Materi Kelas 5, Tema 1, Subtema 3, Pembelajaran 3

Lani sangat kagum dengan potensi alam yang ada di wilayah Madura. Mulai bahan tambang, hasil hutan, sampai dengan hasil pertanian dan hasil lautnya. Semua itu bisa dimanfaatkan dengan sebak-baiknya untuk meningkatkan taraf kehidupan masyarakatnya.

Pulau Madura masuk dalam Provinsi Jawa Timur. Meskipun demikian, secara geografis Pulau Madura terpisah dengan kabupaten-kabupaten lain di Jawa Timur. Madura merupakan pulau tersendiri yang terpisah dengan pulau Jawa.

Untuk mencapai pulau Madura harus melewati Selat Madura. Namun, sekarang ini berkat kemajuan pembangunan nasional telah dibangun jembatan Suramadu yang melintasi Selat Madura dan menghubungkan Surabaya dengan Madura. Dengan demikian, untuk mencapai pulau Madura bisa melalui perjalanan darat.

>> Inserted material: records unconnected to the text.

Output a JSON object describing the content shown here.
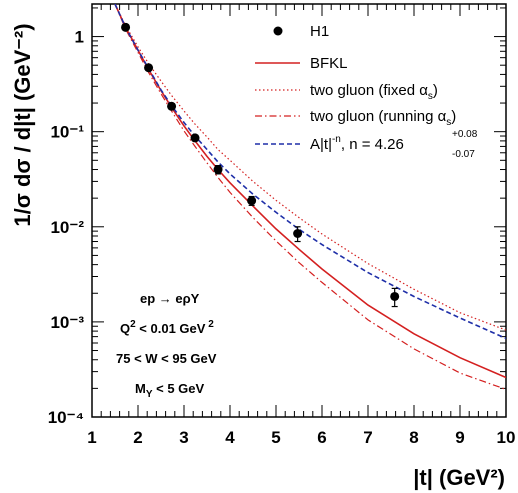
{
  "chart_data": {
    "type": "line",
    "xlabel": "|t| (GeV²)",
    "ylabel": "1/σ dσ / d|t| (GeV⁻²)",
    "xlim": [
      1,
      10
    ],
    "ylim": [
      0.0001,
      2.2
    ],
    "yscale": "log",
    "x_ticks": [
      1,
      2,
      3,
      4,
      5,
      6,
      7,
      8,
      9,
      10
    ],
    "y_ticks": [
      {
        "value": 1,
        "label": "1"
      },
      {
        "value": 0.1,
        "label": "10⁻¹"
      },
      {
        "value": 0.01,
        "label": "10⁻²"
      },
      {
        "value": 0.001,
        "label": "10⁻³"
      },
      {
        "value": 0.0001,
        "label": "10⁻⁴"
      }
    ],
    "legend_position": "top-right",
    "grid": false,
    "points": {
      "name": "H1",
      "color": "#000000",
      "data": [
        {
          "x": 1.73,
          "y": 1.25,
          "err_low": 0.08,
          "err_high": 0.08
        },
        {
          "x": 2.23,
          "y": 0.47,
          "err_low": 0.03,
          "err_high": 0.03
        },
        {
          "x": 2.73,
          "y": 0.185,
          "err_low": 0.012,
          "err_high": 0.012
        },
        {
          "x": 3.24,
          "y": 0.086,
          "err_low": 0.006,
          "err_high": 0.006
        },
        {
          "x": 3.74,
          "y": 0.04,
          "err_low": 0.004,
          "err_high": 0.004
        },
        {
          "x": 4.47,
          "y": 0.0188,
          "err_low": 0.002,
          "err_high": 0.002
        },
        {
          "x": 5.47,
          "y": 0.0085,
          "err_low": 0.0015,
          "err_high": 0.0015
        },
        {
          "x": 7.58,
          "y": 0.00185,
          "err_low": 0.0004,
          "err_high": 0.0004
        }
      ]
    },
    "series": [
      {
        "name": "BFKL",
        "color": "#d42020",
        "dash": "solid",
        "x": [
          1.5,
          1.73,
          2.0,
          2.23,
          2.5,
          2.73,
          3.0,
          3.24,
          3.5,
          3.74,
          4.0,
          4.5,
          5.0,
          5.5,
          6.0,
          7.0,
          8.0,
          9.0,
          10.0
        ],
        "y": [
          2.2,
          1.25,
          0.72,
          0.45,
          0.27,
          0.18,
          0.115,
          0.08,
          0.055,
          0.04,
          0.029,
          0.0165,
          0.0095,
          0.0058,
          0.0036,
          0.0015,
          0.00075,
          0.00042,
          0.00026
        ]
      },
      {
        "name": "two gluon (fixed αs)",
        "color": "#d42020",
        "dash": "dotted",
        "x": [
          1.5,
          1.73,
          2.0,
          2.23,
          2.5,
          2.73,
          3.0,
          3.24,
          3.5,
          3.74,
          4.0,
          4.5,
          5.0,
          5.5,
          6.0,
          7.0,
          8.0,
          9.0,
          10.0
        ],
        "y": [
          2.2,
          1.3,
          0.78,
          0.52,
          0.34,
          0.24,
          0.165,
          0.12,
          0.088,
          0.065,
          0.05,
          0.03,
          0.019,
          0.0125,
          0.0084,
          0.0041,
          0.0022,
          0.00125,
          0.00082
        ]
      },
      {
        "name": "two gluon (running αs)",
        "color": "#d42020",
        "dash": "dashdot",
        "x": [
          1.5,
          1.73,
          2.0,
          2.23,
          2.5,
          2.73,
          3.0,
          3.24,
          3.5,
          3.74,
          4.0,
          4.5,
          5.0,
          5.5,
          6.0,
          7.0,
          8.0,
          9.0,
          10.0
        ],
        "y": [
          2.2,
          1.2,
          0.68,
          0.42,
          0.25,
          0.165,
          0.102,
          0.07,
          0.047,
          0.033,
          0.023,
          0.0125,
          0.0071,
          0.0042,
          0.0026,
          0.00105,
          0.00052,
          0.00029,
          0.000195
        ]
      },
      {
        "name": "A|t|⁻ⁿ, n = 4.26",
        "color": "#1f2fa8",
        "dash": "dashed",
        "x": [
          1.5,
          1.73,
          2.0,
          2.23,
          2.5,
          2.73,
          3.0,
          3.24,
          3.5,
          3.74,
          4.0,
          4.5,
          5.0,
          5.5,
          6.0,
          7.0,
          8.0,
          9.0,
          10.0
        ],
        "y": [
          2.2,
          1.25,
          0.72,
          0.46,
          0.275,
          0.188,
          0.125,
          0.09,
          0.065,
          0.048,
          0.036,
          0.022,
          0.0142,
          0.0094,
          0.0065,
          0.0033,
          0.00185,
          0.0011,
          0.00067
        ]
      }
    ],
    "legend": {
      "h1": "H1",
      "bfkl": "BFKL",
      "fixed_prefix": "two gluon (fixed α",
      "fixed_sub": "s",
      "fixed_suffix": ")",
      "running_prefix": "two gluon (running α",
      "running_sub": "s",
      "running_suffix": ")",
      "fit_a": "A|t|",
      "fit_exp": "-n",
      "fit_rest": ", n = 4.26",
      "fit_err_up": "+0.08",
      "fit_err_down": "-0.07"
    },
    "annotations": {
      "line1": "ep → eρY",
      "line2_prefix": "Q",
      "line2_exp": "2",
      "line2_mid": " < 0.01 GeV",
      "line2_exp2": " 2",
      "line3": "75 < W < 95 GeV",
      "line4_prefix": "M",
      "line4_sub": "Y",
      "line4_suffix": " < 5 GeV"
    }
  }
}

Kondisi Pulau Madura yang terpisah dengan Pulau Jawa tersebut merupakan contoh kecil kondisi geografis Indonesia pada umumnya. Indonesia merupakan negara maritim dan kepulauan terbesar di dunia. Hampir 2/3 wilayahnya merupakan lautan, antara pulau satu dengan pulau yang lain disatukan oleh laut. Meskipun demikian, bukanlah menjadi penghalang bagi setiap suku bangsa di Indonesia untuk saling berhubungan dengan suku-suku bangsa lainnya.

Ayo Mengamati!
Kondisi geografis Indonesia sebagai negara maritim dan kepulauan menyimpan potensi yang besar dalam berbagai bidang, seperti di bidang ekonomi, sosial, budaya, dan transportasi. Potensi-potensi tersebut dapat menjadi modal yang penting dalam pembangunan nasional guna mewujudkan kesejahteraan masyarakatnya.

Wilayah Indonesia yang berupa kepulauan, antara pulau satu dengan yang lainnya disatukan oleh laut mengakibatkan bervariasinya potensi yang dimiliki oleh bangsa Indonesia. Masing-masing pulau memiliki karakteristik masing-masing, mulai dari kondisi alam maupun kondisi sosial-budayanya. Variasi dan karakteristik potensi tersebut terlihat dari lengkap dan beragamnya bentang alam dan hasil alamnya, beragamnya suku bangsa yang mengakibatkan beragam pula ada istiadat dan budayanya, serta beragamnya agama, golongan, dan kelompok masyarakatnya. Keberagaman yang disebabkan adanya perbedaan antara pulau satu dengan pulau yang lainnya ini tidaklah menjadi pemecah dan perenggang, namun justru menjadi pemersatu, karena antara yang satu dengan yang lain bisa saling melengkapi.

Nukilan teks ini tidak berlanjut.